Estes são, portanto, os primeiros apontamentos da minha agenda de trabalho, com data de 12 de Abril. Ali também está uma coisa que não fiz, mas que tem relação com “Persona”, sobretudo com o título: “Quando o namorado de Alma, a enfermeira, lhe faz uma visita, ela apercebe-se pela primeira vez do modo como ele fala, nota como ele a toca, ficando aterrorizada porque percebe que ele está representando, está fazendo um papel.”
Mas quando sofremos é horrível, e então não representamos.
Confesso que essa fase da minha vida foi extremamente difícil. Tinha o pressentimento de que a minha existência estava ameaçada:
Será possível transpor isso para um processo interior?. Quer dizer, dar a entender que é uma composição a várias vozes, um “concerto grosso” no interior da mesma alma? De qualquer modo os factores do tempo e do lugar serão de importância secundária. Um segundo poderá abranger um largo lapso de tempo, conter uma série de réplicas dispostas sem nenhuma relação umas com as outras.
No filme concluído vê-se isso. Os actores mudam de lugar para lugar sem que os vejamos se deslocarem. Quando o fazem, a acção é prolongada ou encurtada, ficando assim anulado o factor tempo.

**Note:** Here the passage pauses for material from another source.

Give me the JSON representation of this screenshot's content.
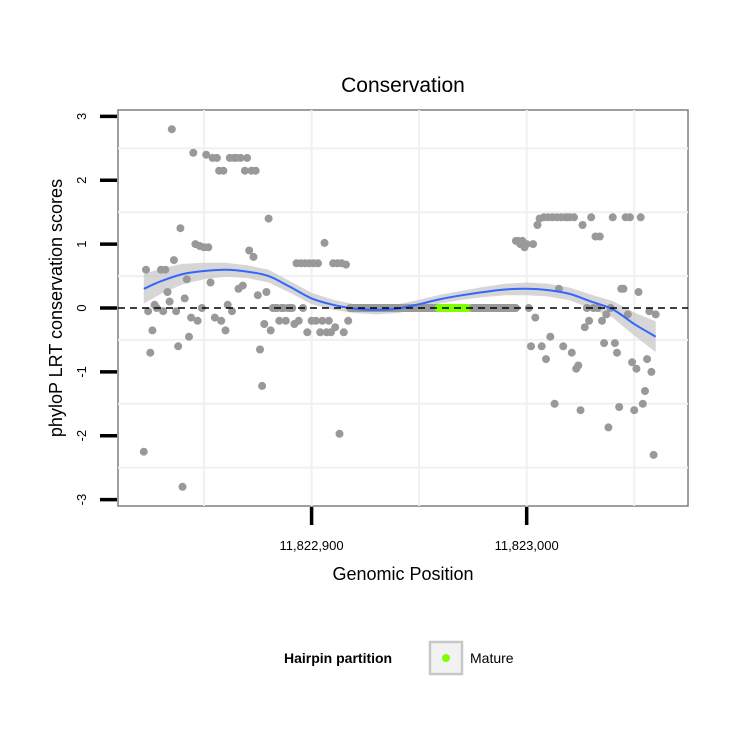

Depois surge uma coisa relacionada com algo muito antigo de minha infância:
Imagino um pedaço de filme branco, sem imagens. Esse pedaço passa uns segundos no projector e, pouco a pouco, ouvem-se palavras vindas da fita sonora (talvez só durante um instante). Depois surge justamente a palavra que eu imagino, logo seguida de um rosto que mal se distingue no branco da fita. É o rosto de Alma e da senhora Vogler.